It is desirable to monitor a subject's liver function tests and stop or suspend treatment if abnormalities arise.
Nimesulide may be administered according to the invention for any desirable duration of time. The “treatment period” is preferably, but not by way of limitation, at least six months.
In another aspect of the invention, nervous system tissue or cerebrospinal fluid of a subject may be tested for the presence of an ALS biomarker. As one specific non-limiting embodiment, protein from cerebrospinal fluid may be applied to ProteinChip Arrays with varying surface chemical/biochemical properties and analyzed by surface enhanced laser desorption ionization time of flight mass spectrometry (see Section 6, below). The presence of a protein having a molecular weight of between about 3.5-6.5 kDa; preferably between about 4.5 and 6.0 kDa, which is negatively charged at pH 9 and which is absent or significantly decreased in a comparable sample from a healthy control subject correlates positively with the diagnosis of ALS. Further, in a series of samples obtained from the same subject over time, an increase in the amount of said protein positively correlates with the progression of motor impairment. The existence of such a biomarker facilitates the diagnosis of the disease and monitoring its progression.
In related embodiments the present invention provides for assay systems which may be used to identify agents for the treatment of disorders in motor function, including but not limited to the motor function impairment associated with ALS. In particular non-limiting examples, the level of a 4.5-6.0 kDa, preferably an approximately 4.8, 5.3 or 5.7 kDa protein, which is negatively charged at pH 9, in murine models of motor impairment may be used to determine whether a test agent, administered to such mice or to cultures of tissue obtained from such mice, has a beneficial effect on preventing, delaying, or decreasing motor impairment. For example, an SOD1 mouse may be administered a test agent for a period of time, and then the level of the 4.5-6.0, preferably 4.8, 5.3 or 5.7 kDa “biomarker” protein in the spinal cord and/or spinal fluid of the mouse may be determined and compared with control mice that either did not receive the test agent or were administered a different dose of test agent. The level of said protein may be monitored over different treatment intervals. The ability of the test agent to delay or inhibit the accumulation of the biomarker protein, particularly in a dose-dependent manner, may be indicative of a therapeutic benefit. The effect of the test agent on the biomarker may be correlated with the effect of the test agent on motor skill performance by the test animal(s).

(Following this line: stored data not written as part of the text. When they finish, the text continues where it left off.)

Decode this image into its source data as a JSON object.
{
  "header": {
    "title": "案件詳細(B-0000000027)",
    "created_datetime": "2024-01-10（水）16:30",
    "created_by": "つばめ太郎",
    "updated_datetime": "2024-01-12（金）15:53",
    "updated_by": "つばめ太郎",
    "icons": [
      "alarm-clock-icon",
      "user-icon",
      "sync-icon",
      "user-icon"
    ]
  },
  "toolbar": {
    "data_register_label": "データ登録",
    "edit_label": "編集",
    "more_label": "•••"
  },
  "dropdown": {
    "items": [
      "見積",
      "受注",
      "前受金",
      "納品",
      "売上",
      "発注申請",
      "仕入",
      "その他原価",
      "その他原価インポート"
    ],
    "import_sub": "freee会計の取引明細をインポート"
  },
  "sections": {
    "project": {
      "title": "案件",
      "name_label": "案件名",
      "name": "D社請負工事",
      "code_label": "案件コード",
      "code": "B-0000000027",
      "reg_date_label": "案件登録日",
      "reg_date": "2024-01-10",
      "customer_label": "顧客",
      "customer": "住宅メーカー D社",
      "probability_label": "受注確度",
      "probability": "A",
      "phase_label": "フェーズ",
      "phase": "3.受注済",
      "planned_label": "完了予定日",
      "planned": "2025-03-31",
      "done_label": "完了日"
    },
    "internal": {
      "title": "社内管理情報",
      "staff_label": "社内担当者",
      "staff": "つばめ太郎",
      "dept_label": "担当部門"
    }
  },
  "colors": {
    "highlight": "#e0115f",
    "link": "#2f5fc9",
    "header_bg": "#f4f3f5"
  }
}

Mice Studies were performed on 8 week old female mice overexpressing mutated human superoxide dismutase (codon 93 glycine→alanine G93A (TgN[SOD1-G93A]1Gur(Gurney et al., 1994, Science 264(5166):1772-1775) Jackson Laboratory, Bar Harbor, Me.; “SDO1 mice”) and their wild type littermates. Mice were housed on a 12 hour day/light cycle and (beginning at 45 d of age) allowed ad libitum access to either nimesulide (NMS)-supplemented (19 g/10 kg) chow, delivering ˜1.5 mg/g per day to the animal, or, as a control, plain NIH-07 formula cold press chow processed into identical ½ inch pellets (Zeigler Bros Inc, Garners, Pa.). Genotyping was conducted at 21 days of age as described in Gurney et al., 1994, Science 264(5166):1772-1775.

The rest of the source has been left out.